The NIH VBAC consensus statement of 2010 supports VBAC with level A evidence as does the American College of Obstetrics and Gynecology. VBAC bans and restrictions attributed to an ACOG recommendation based on the word “immediate” have no basis in science. This past December I attended the interested parties meeting for California AB1308 in Sacramento. VBAC was a major topic of discussion. The regional representative from ACOG District 9 admitted that serious complications from VBAC are rare (about 1/2000) and unpredictable. I commented that if that is so then having physician consultation during the prenatal period was useless. The point was taken.  I was assured by the Medical Board Representative that California direct-entry midwives will continue to assist with out-of-hospital VBAC. We need to do everything we can to lower the cesarean section rate and the subsequent short and long term morbidity to mother and baby. Licensing and supporting direct-entry midwifery is the logical next step.

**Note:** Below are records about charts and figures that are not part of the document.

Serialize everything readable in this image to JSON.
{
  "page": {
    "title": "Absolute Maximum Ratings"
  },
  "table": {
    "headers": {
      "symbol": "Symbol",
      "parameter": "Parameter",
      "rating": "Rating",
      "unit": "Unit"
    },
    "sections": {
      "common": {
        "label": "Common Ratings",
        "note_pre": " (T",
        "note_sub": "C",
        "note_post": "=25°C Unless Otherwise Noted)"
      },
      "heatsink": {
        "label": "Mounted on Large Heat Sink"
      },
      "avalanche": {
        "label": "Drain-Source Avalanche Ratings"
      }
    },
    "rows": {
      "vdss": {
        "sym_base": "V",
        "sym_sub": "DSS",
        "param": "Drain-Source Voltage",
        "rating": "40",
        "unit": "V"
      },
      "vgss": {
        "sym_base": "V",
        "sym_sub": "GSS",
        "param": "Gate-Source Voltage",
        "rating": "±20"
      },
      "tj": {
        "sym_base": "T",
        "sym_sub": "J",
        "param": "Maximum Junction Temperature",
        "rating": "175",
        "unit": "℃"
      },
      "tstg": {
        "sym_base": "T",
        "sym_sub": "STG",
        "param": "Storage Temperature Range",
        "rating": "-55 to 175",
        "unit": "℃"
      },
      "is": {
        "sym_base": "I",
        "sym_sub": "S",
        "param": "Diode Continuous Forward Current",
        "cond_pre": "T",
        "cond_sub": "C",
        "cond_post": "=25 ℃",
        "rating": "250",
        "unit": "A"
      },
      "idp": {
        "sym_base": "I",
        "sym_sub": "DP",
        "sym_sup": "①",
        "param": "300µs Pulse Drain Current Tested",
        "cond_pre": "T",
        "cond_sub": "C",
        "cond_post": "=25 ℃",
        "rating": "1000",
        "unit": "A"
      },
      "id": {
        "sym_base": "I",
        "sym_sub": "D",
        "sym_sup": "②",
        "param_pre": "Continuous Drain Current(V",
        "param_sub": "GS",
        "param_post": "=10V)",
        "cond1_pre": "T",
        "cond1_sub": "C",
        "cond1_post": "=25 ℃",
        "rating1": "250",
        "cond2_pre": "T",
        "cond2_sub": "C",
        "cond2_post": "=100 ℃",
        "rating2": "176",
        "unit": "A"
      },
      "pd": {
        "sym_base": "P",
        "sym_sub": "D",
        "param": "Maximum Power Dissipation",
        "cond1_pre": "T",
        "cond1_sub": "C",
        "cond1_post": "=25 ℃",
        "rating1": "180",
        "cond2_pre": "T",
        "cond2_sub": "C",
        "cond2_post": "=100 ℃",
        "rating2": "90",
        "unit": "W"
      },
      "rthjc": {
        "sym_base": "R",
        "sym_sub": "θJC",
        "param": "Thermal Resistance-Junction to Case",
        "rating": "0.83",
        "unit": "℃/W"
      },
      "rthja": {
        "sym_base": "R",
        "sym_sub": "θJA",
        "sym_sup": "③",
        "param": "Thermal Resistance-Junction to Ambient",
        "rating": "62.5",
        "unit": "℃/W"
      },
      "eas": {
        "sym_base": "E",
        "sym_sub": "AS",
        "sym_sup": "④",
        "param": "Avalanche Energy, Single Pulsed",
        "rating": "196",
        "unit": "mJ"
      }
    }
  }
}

It is important to note that midwifery is not a subset of obstetrics. Midwives are well trained and experienced in the care of normal pregnancy and delivery, including VBAC. They excel at preventative medicine. They have an excellent knowledge base and therefore can quickly recognize abnormal and consult or refer as needed. Obstetricians are trained to deal with problems that arise so that is how we see our patients. Residency training of future obstetricians is not designed to care for normal. Over the years I have practiced I have evolved from the true believer in the medical model of obstetrics as illness to an understanding that normal pregnancy is wellness and the female body is designed for it. My personal evolution and successful professional outcomes would not be possible were it not for my good fortune to have collaborated with midwives. The women of Maryland deserve honest dialogue and information from which to make a choice. For ultimately in a free society, the decision of where and with who to give birth belongs to them.